Tailback Gaston Green, injured early in the game at Arizona State, is not expected to play against Washington, but Donahue said that there was a chance that he might.

In Green's absence, tailback Eric Ball, coming back from a shoulder injury, had a good game in Corvallis, gaining 128 yards and scoring 3 touchdowns.

Donahue showed some irritation with Seattle reporters when they seemed to interpret his assessment of who would or would not be ready as an effort to keep iffy players out of the Washington game and save them for USC.

"I never indicated for a second that we were saving our players," Donahue said, "Anyone who is able to play, and play successfully, will play. Anybody who would be 80% or 85% and who might be further injured would not play, regardless of who the opponent was.

"The Washington game is a crucial encounter for us. It has a lot of ramifications in our conference race, many of which I don't know what they are."

Donahue thought about that last statement and added: "I think I got that from Yogi Berra."
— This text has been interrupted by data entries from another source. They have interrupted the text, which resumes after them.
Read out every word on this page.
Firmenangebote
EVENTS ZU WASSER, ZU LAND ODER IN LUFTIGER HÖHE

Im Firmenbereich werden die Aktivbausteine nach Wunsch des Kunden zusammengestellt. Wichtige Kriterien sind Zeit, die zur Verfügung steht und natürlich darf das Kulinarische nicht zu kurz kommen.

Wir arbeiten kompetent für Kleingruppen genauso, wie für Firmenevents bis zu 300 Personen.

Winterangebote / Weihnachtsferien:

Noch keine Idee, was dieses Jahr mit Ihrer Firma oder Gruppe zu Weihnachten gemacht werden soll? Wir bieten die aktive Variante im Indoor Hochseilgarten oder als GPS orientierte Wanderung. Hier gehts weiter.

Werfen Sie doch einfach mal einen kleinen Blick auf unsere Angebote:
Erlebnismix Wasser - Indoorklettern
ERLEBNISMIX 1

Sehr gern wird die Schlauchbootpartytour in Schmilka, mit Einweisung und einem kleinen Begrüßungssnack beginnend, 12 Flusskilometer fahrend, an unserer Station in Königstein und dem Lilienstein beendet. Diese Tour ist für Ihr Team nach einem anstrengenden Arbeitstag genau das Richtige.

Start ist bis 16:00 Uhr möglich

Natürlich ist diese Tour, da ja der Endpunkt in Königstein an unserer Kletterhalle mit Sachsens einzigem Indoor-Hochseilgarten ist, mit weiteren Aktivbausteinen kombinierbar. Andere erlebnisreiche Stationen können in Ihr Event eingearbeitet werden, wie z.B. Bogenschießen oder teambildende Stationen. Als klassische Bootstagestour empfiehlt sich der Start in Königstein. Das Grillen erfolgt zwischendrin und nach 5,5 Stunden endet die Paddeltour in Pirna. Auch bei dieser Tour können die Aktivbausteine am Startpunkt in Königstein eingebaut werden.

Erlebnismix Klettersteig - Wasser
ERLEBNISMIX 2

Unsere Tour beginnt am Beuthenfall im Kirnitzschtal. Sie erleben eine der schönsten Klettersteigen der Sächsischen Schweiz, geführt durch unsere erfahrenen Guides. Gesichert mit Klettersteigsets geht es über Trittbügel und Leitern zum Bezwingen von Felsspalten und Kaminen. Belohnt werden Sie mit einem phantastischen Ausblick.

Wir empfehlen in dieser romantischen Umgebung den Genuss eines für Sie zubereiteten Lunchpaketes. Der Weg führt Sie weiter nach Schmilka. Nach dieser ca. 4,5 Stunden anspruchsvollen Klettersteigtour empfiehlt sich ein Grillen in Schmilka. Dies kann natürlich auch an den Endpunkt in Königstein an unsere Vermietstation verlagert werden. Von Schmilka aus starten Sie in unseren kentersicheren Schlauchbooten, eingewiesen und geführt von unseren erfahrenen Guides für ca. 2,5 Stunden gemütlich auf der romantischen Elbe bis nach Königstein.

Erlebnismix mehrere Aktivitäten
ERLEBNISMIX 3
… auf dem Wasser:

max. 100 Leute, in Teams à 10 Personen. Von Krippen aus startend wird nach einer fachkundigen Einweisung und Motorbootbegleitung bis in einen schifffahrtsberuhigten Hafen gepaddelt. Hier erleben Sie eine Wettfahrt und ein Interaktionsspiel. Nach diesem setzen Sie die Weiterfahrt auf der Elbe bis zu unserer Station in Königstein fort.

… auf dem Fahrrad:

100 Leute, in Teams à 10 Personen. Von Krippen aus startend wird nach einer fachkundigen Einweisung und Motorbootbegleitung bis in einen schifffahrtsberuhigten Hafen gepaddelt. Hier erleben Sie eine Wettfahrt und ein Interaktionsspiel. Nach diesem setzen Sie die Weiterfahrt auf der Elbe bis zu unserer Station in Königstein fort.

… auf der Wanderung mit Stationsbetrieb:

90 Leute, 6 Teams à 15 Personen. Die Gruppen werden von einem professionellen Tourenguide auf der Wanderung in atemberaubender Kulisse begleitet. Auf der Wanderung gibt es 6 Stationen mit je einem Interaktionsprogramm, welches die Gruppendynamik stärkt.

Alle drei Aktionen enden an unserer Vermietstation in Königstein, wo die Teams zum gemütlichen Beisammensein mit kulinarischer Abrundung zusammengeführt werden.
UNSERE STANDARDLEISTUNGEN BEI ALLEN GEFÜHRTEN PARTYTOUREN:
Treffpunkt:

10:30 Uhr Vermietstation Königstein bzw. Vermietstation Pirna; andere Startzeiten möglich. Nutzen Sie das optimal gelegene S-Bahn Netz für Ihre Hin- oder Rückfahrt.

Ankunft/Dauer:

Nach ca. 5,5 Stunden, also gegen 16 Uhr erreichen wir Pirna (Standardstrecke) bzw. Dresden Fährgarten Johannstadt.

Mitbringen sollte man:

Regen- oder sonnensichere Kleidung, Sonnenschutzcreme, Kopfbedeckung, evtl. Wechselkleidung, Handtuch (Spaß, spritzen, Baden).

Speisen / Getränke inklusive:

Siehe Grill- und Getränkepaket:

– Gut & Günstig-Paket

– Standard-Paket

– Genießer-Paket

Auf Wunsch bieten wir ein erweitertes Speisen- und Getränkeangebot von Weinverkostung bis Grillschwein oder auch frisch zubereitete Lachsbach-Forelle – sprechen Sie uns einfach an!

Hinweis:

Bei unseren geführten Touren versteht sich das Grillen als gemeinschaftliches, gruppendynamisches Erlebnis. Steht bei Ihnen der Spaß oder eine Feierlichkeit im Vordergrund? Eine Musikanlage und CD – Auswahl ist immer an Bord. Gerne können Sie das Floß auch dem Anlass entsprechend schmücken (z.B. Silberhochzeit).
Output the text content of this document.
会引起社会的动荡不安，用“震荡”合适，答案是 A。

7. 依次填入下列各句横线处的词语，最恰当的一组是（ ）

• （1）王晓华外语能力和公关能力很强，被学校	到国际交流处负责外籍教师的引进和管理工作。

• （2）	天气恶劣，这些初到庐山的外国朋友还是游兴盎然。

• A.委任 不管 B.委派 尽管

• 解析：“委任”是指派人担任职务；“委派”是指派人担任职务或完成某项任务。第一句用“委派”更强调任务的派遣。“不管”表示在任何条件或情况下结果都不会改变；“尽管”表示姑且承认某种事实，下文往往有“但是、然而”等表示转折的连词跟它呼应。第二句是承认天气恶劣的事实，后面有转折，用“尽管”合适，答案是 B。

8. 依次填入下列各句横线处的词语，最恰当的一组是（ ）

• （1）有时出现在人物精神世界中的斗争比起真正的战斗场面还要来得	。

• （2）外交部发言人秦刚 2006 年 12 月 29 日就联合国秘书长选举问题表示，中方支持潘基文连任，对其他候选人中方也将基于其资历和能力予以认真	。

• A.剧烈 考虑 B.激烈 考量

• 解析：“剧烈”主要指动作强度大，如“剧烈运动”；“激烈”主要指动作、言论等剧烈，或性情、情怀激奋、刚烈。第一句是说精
Bruin Notes Once again, the Bruins are preparing to play maybe one quarterback, maybe another. Washington Coach Don James said Monday that he does not know whether senior Chris Chandler, who started the season as a Heisman Trophy candidate but who has faded a bit lately, will be able to play after suffering a hip pointer last Saturday against Arizona. Sophomore Cary Conklin came off the bench to complete 18 of 32 passes for 237 yards and 2 touchdowns, scoring once himself on a two-yard run. . . . Despite playing just one series in the second half last Saturday at Oregon State, UCLA quarterback Troy Aikman continues to lead the nation in passing efficiency.